Some old-media journalists have been trying to promote the narrative that Bharatiya Janata Party members knew beforehand what Prime Minister Modi was going to do and, therefore, managed to launder their money before 8 November. The same people are also telling us that the prime minister didn’t even take the finance minister into confidence before dropping the demonetisation bombshell. The opposition has been peddling these two fictions to the public, hoping at least one would stick. Alas! It has only exposed how woefully unprepared the prime minister’s move has caught them.
The opposition has gone so far as to call demonetisation a ‘financial emergency’, trying to evoke feelings of the horrors of the actual emergency in the times of imagined one. Many in the media even see a reflection of Indira Gandhi in Narendra Modi. He reminds them of her autocratic rule, they say. Funnily enough, when she was actually doing what the old media is accusing Modi of doing today, it crawled when it was being asked to bend. Maybe it’s not their fault. After seeing a subdued prime minister in (in)action for 10 years, any firm, bold decision coming from the 7 Race Course Road quarters must look authoritarian to them.
The narrative that Modi is similar to Indira needs to be challenged. Hundreds of pages can be written about how radically different the two leaders are in every sense. Perhaps, a whole book is waiting to be written. But, for now, one anecdote will suffice.

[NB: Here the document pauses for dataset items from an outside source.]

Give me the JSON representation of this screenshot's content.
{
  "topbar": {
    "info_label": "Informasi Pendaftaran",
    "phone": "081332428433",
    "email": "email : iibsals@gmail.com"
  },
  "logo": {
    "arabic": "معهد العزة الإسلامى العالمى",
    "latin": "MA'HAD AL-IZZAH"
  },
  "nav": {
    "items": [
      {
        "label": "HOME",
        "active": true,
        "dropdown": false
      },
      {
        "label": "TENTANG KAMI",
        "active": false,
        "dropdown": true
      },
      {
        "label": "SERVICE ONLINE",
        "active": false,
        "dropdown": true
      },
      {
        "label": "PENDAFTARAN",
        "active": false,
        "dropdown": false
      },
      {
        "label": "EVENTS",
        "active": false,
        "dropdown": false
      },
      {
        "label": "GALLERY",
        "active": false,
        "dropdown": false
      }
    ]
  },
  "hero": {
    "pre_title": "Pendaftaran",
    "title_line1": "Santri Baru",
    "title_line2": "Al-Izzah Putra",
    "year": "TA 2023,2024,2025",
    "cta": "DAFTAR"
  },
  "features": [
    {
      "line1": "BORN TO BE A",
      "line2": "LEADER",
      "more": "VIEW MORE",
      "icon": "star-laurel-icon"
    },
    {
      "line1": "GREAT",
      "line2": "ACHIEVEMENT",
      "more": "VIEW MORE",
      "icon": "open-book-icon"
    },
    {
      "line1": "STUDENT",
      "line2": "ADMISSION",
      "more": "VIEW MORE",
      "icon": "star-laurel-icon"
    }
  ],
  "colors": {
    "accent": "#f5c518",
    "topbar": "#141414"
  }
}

This is relevant because it is on the hot topic of demonetisation and shows how different Modi really is from Mrs. Gandhi. One needs to thank economist and NITI Aayog member Bibek Debroy for digging it out from Madhav Godbole’s book Unfinished Innings. He shares this with us in his piece for the Open magazine.
In 1971, the Wanchoo Committee had submitted an interim report in which it had recommended, among other reforms, the demonetisation of high-value currency notes. Y B Chavan was then finance minister. The book tells us that after many deliberations over the matter, demonetisation was accepted along with other reforms suggested by the committee.
However, “in view of the sensitive nature of the subject and the need for maintaining utmost secrecy”, the prime minister’s approval was needed. So Chavan went to meet Indira. And this is what he told Godbole about his meeting with Indira on the issue.
When Y.B. Chavan told Indira Gandhi about the proposal for demonetization and his view that it should be accepted and implemented forthwith, she asked Chavan only one question: “Chavanji, are no more elections to be fought by the Congress Party?” Chavan got the message and the recommendation was shelved.
One would like to drop the proverbial mike here and rest one’s case.